Les artisans font également face à une rude concurrence avec notamment les chaussures importées de Turquie et de Chine qui inondent le marché local. Modou Wadji insiste sur la nécessité d’un soutien étatique par l’arrêt de l’importation des chaussures chinoises, ne serait-ce que durant les périodes de fêtes comme la Tabaski ou la Korité. Ce qui leur permettrait d’écouler plus facilement leurs stocks. « Nous demandons l’aide des autorités pour régler ce problème. Nous n’avons pas non plus de machines de pointe pouvant faciliter nos tâches quotidiennes. Nous ne disposons que de machines rudimentaires », dit-il.
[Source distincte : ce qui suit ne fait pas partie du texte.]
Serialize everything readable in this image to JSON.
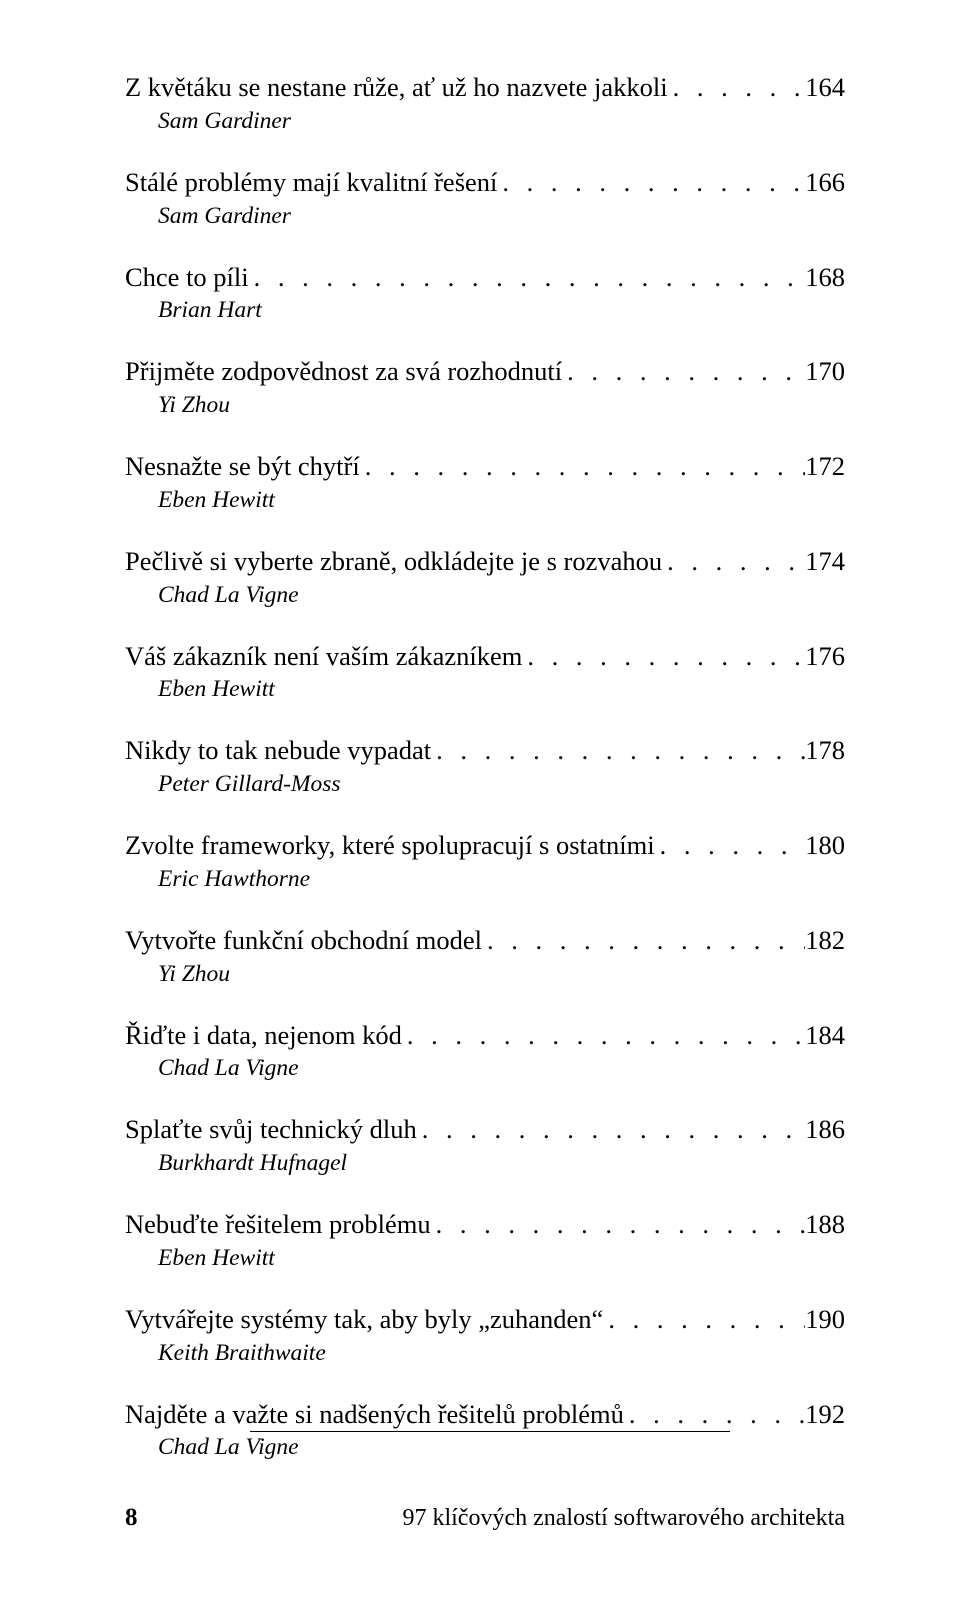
{
  "toc": [
    {
      "title": "Z květáku se nestane růže, ať už ho nazvete jakkoli",
      "page": "164",
      "author": "Sam Gardiner"
    },
    {
      "title": "Stálé problémy mají kvalitní řešení",
      "page": "166",
      "author": "Sam Gardiner"
    },
    {
      "title": "Chce to píli",
      "page": "168",
      "author": "Brian Hart"
    },
    {
      "title": "Přijměte zodpovědnost za svá rozhodnutí",
      "page": "170",
      "author": "Yi Zhou"
    },
    {
      "title": "Nesnažte se být chytří",
      "page": "172",
      "author": "Eben Hewitt"
    },
    {
      "title": "Pečlivě si vyberte zbraně, odkládejte je s rozvahou",
      "page": "174",
      "author": "Chad La Vigne"
    },
    {
      "title": "Váš zákazník není vaším zákazníkem",
      "page": "176",
      "author": "Eben Hewitt"
    },
    {
      "title": "Nikdy to tak nebude vypadat",
      "page": "178",
      "author": "Peter Gillard-Moss"
    },
    {
      "title": "Zvolte frameworky, které spolupracují s ostatními",
      "page": "180",
      "author": "Eric Hawthorne"
    },
    {
      "title": "Vytvořte funkční obchodní model",
      "page": "182",
      "author": "Yi Zhou"
    },
    {
      "title": "Řiďte i data, nejenom kód",
      "page": "184",
      "author": "Chad La Vigne"
    },
    {
      "title": "Splaťte svůj technický dluh",
      "page": "186",
      "author": "Burkhardt Hufnagel"
    },
    {
      "title": "Nebuďte řešitelem problému",
      "page": "188",
      "author": "Eben Hewitt"
    },
    {
      "title": "Vytvářejte systémy tak, aby byly „zuhanden“",
      "page": "190",
      "author": "Keith Braithwaite"
    },
    {
      "title": "Najděte a važte si nadšených řešitelů problémů",
      "page": "192",
      "author": "Chad La Vigne"
    }
  ],
  "footer": {
    "pageNumber": "8",
    "bookTitle": "97 klíčových znalostí softwarového architekta"
  },
  "style": {
    "bodyFontSizePx": 26.5,
    "authorFontSizePx": 23.5,
    "authorIndentPx": 33,
    "entryGapPx": 30,
    "textColor": "#000000",
    "backgroundColor": "#ffffff",
    "pageWidthPx": 960,
    "pageHeightPx": 1602
  }
}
Dépendance aux importations de matières premières
En plus des défis liés à leur relocalisation et à la rude concurrence, les cordonniers de la Médina doivent composer avec une autre difficulté, l’importation de la quasi-totalité de leurs matières premières. Cuir, colle, fils et même certains outils proviennent de l’étranger principalement d’Europe en particulier l’Italie et de la Chine, indique Bara Diop. « Nous n’avons pas de tanneries locales capables de fournir du cuir de qualité en quantité suffisante », explique-t-il. « Cela augmente nos coûts de production et nous rend dépendants des fluctuations des prix et des délais d’approvisionnement », ajoute Bara Diop. Cette dépendance aux importations réduit leur compétitivité. « Quand les prix du cuir augmentent ou que les conteneurs sont bloqués dans les ports, notre activité en pâtit directement », affirme-t-il.
A l’en croire, le Sénégal dispose d’un important cheptel, « théoriquement capable d’alimenter » une filière locale de cuir. Mais le manque d’infrastructures de tannage moderne et la faible valorisation des peaux locales obligent les artisans à se tourner vers l’international. « Avec une véritable politique de soutien à la transformation locale, nous pourrions réduire nos coûts et créer une filière plus autonome », estime Bara Diop.
« Si on veut préserver ce métier, il faut penser à toute la chaîne, de la production du cuir jusqu’à la commercialisation des chaussures », indique Bara Diop. Un défi de plus à relever pour ces artisans, déterminés à perpétuer leur savoir-faire malgré les obstacles.
Le compte à rebours des Jeux olympiques de la jeunesse a commencé, et les artisans espèrent une réponse rapide des autorités. Entre préservation d’un savoir-faire ancestral et adaptation aux exigences modernes, l’avenir des cordonniers de la Médina reste en suspens.